Robben wasted another chance to cross or shoot less than a minute later, and Muller glanced a header wide of the far post. At this point, it was clear Dortmund were struggling to match Bayern aerially on set pieces.
The final big chance of the first half fell to Robben once more, just 10 yards from goal, but he cracked a shot high and straight at the goalkeeper, who made another terrific reaction stop, albeit with his face. Whether by luck or good positioning, Weidenfeller—along with opposite number Neuer— played a big part in the first half remaining goalless.

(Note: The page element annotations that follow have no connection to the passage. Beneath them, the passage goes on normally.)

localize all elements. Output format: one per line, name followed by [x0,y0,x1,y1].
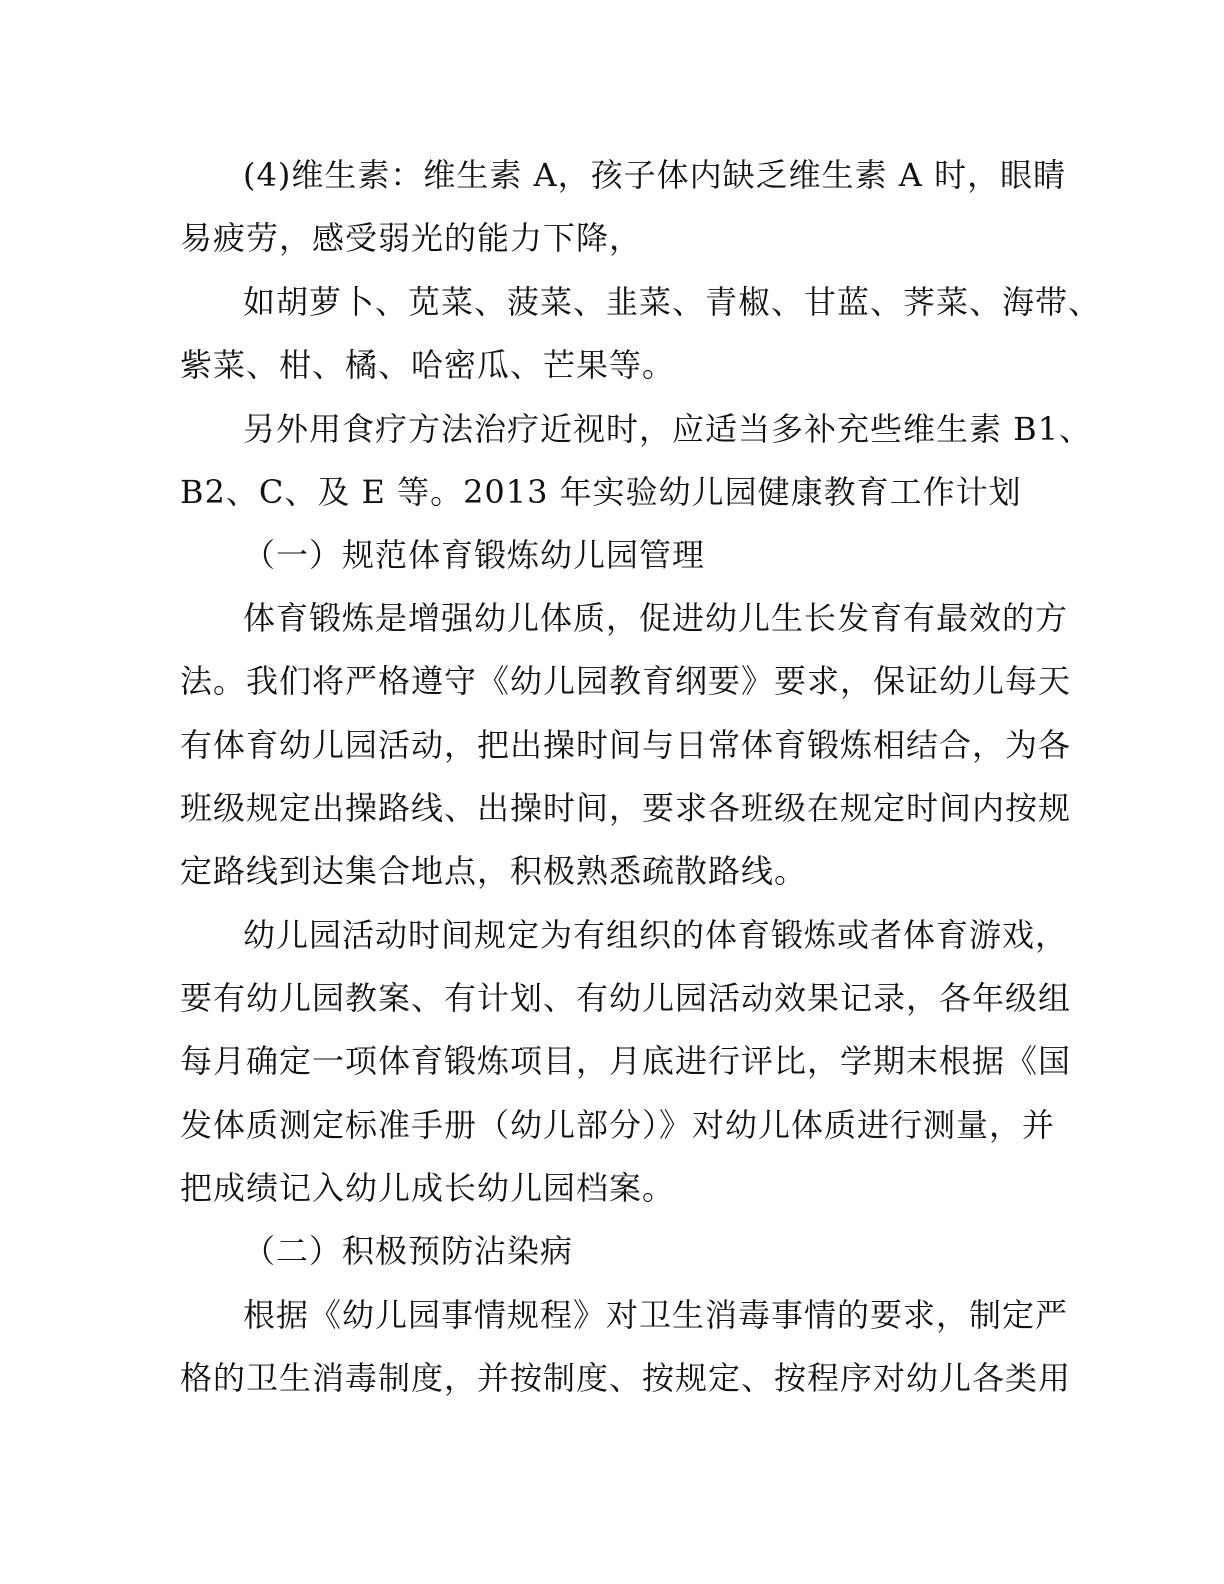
paragraph-line: 要有幼儿园教案、有计划、有幼儿园活动效果记录，各年级组 [180,979,1072,1017]
paragraph-line: 易疲劳，感受弱光的能力下降， [180,219,643,257]
paragraph-line: 如胡萝卜、苋菜、菠菜、韭菜、青椒、甘蓝、荠菜、海带、 [243,283,1102,321]
paragraph-line: 紫菜、柑、橘、哈密瓜、芒果等。 [180,346,676,384]
paragraph-line: (4)维生素：维生素 A，孩子体内缺乏维生素 A 时，眼睛 [243,156,1067,194]
paragraph-line: 幼儿园活动时间规定为有组织的体育锻炼或者体育游戏， [243,916,1069,954]
paragraph-line: 有体育幼儿园活动，把出操时间与日常体育锻炼相结合，为各 [180,726,1072,764]
paragraph-line: 发体质测定标准手册（幼儿部分）》对幼儿体质进行测量，并 [180,1106,1056,1144]
paragraph-line: 定路线到达集合地点，积极熟悉疏散路线。 [180,852,808,890]
paragraph-line: 每月确定一项体育锻炼项目，月底进行评比，学期末根据《国 [180,1042,1072,1080]
paragraph-line: 班级规定出操路线、出操时间，要求各班级在规定时间内按规 [180,789,1072,827]
paragraph-line: 法。我们将严格遵守《幼儿园教育纲要》要求，保证幼儿每天 [180,662,1072,700]
paragraph-line: 体育锻炼是增强幼儿体质，促进幼儿生长发育有最效的方 [243,599,1069,637]
section-heading: （二）积极预防沾染病 [243,1232,574,1270]
section-heading: （一）规范体育锻炼幼儿园管理 [243,536,706,574]
paragraph-line: 把成绩记入幼儿成长幼儿园档案。 [180,1169,676,1207]
paragraph-line: 另外用食疗方法治疗近视时，应适当多补充些维生素 B1、 [243,410,1093,448]
paragraph-line: 格的卫生消毒制度，并按制度、按规定、按程序对幼儿各类用 [180,1359,1072,1397]
paragraph-line: B2、C、及 E 等。2013 年实验幼儿园健康教育工作计划 [180,473,1022,511]
paragraph-line: 根据《幼儿园事情规程》对卫生消毒事情的要求，制定严 [243,1296,1069,1334]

The second half opened just as frantically as the first 45, but neither stopper was seriously called upon this time until Mandzukic had another unmarked header off a corner just shy of the hour mark. Weidenfeller grasped it quickly, but the threat of Bayern's set pieces was still evident.

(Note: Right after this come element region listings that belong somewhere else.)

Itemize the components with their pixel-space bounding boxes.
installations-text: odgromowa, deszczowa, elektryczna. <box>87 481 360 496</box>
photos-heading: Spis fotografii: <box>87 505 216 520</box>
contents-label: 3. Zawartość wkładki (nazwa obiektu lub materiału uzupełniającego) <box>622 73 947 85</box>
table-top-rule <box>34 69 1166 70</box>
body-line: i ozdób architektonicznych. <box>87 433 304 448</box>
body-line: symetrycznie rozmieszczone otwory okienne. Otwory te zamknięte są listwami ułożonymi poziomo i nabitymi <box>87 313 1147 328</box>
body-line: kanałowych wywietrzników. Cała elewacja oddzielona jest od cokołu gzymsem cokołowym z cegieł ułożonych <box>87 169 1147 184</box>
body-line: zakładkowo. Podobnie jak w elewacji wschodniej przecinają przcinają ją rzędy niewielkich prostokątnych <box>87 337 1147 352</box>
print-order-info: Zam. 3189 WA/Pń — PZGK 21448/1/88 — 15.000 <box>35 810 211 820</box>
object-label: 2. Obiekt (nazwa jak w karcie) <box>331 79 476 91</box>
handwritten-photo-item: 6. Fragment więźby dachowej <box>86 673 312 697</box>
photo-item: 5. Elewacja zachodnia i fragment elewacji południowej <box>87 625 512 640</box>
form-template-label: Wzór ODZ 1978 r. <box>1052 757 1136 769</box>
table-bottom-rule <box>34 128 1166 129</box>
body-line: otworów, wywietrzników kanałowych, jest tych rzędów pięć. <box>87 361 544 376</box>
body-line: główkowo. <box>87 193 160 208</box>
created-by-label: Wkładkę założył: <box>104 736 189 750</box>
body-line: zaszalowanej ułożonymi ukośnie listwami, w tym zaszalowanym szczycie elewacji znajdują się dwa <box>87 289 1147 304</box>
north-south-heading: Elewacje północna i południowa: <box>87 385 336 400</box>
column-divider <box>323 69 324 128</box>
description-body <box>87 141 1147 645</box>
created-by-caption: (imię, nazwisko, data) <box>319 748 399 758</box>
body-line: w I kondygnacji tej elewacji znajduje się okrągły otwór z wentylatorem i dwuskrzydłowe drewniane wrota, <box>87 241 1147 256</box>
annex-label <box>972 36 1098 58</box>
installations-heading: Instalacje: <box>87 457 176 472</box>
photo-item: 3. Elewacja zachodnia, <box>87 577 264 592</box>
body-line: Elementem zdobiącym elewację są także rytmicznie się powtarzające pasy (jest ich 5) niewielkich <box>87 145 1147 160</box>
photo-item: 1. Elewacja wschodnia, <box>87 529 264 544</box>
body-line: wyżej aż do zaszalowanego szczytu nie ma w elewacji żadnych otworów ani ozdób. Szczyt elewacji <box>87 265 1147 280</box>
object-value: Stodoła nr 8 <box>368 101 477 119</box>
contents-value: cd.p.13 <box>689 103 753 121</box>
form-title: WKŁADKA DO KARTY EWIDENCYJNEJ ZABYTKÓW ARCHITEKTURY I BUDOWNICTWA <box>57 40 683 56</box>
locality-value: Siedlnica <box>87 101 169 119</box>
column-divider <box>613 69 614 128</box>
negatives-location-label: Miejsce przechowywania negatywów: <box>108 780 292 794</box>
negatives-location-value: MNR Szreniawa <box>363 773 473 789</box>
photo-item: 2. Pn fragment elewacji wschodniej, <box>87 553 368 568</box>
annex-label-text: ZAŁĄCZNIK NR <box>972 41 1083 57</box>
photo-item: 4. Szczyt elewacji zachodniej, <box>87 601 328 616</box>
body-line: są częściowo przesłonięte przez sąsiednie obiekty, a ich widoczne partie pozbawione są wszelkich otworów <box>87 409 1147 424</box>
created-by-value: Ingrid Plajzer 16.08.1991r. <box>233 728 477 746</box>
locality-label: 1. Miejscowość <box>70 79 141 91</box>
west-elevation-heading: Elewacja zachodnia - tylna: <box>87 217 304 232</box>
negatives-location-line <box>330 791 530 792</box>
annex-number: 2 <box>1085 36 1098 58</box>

And then, on the hour mark, Wembley stadium exploded in a sea of red.
Ribery and Robben combined to get the latter in the area, where he nipped past Wiedenfeller and passed the ball along the six-yard box to Mandzukic, who had a simple task of knocking the ball past Marcel Schmelzer and into the back of the net.
Bayern were then ahead 1-0 with around half an hour to play—but it was a short-lived lead.
Just seven minutes later, Reus got into the box and knocked the ball past Dante, who almost chopped the attacker in half with a wild attempt at a tackle. It was high, late and very definitely a penalty, and the defender was lucky to escape without a second yellow card (and ensuing red).
With Lewandowski having missed a penalty against Neuer recently, Gundogan stepped up to take the spot kick and duly levelled the scores with a fine finish into the bottom-right corner for 1-1.
The match was well and truly alive now. On 72 minutes, Bayern were within an inch of retaking the lead after Muller got around the goalkeeper and fired a cross-shot along the goal line—leaving Neven Subotic to make one of the defensive clearances of the season with a last-ditch sliding tackle on the line.
Robben surely should have tapped it in, but he failed to continue his run at the far post and thus missed a great chance.
Finely poised, the game swung back to the other end of the pitch, where Lewandowski fired in an amazing 25-yard volley which found the top corner of the net—but the whistle had gone for handball.
Just moments later, Muller had a rare chance to run in on goal, but he opted to go to ground rather than try for a shot.
As the game entered its final 10 minutes, the chances noticeably dried up at both ends as neither side wanted to risk the chance of losing a second goal late on. But there was one more to come in the final minute of the game.
A rare high ball was played up to Ribery on the edge of the box. He brought it down brilliantly and laid it off to the onrushing Arjen Robben.
Having fluffed his lines on several occasions during the 89 previous minutes, the Dutchman sped through the last line of defence, faced up to Weidenfeller and finally beat the Dortmund keeper. The shot slipped past and inside the far corner of the net, much to the heartbreak of those in yellow and to the absolute joy of those in red.
A late spate of substitutes from both sides filled three minutes of injury time, but Robben's contribution would ultimately decide the contest. As the final whistle went, Bayern's players sank to their knees in triumph.
With the result, the treble of domestic league and cup and European Cup remains a very real possibility for Bayern Munich—the 2013 UEFA Champions League winners.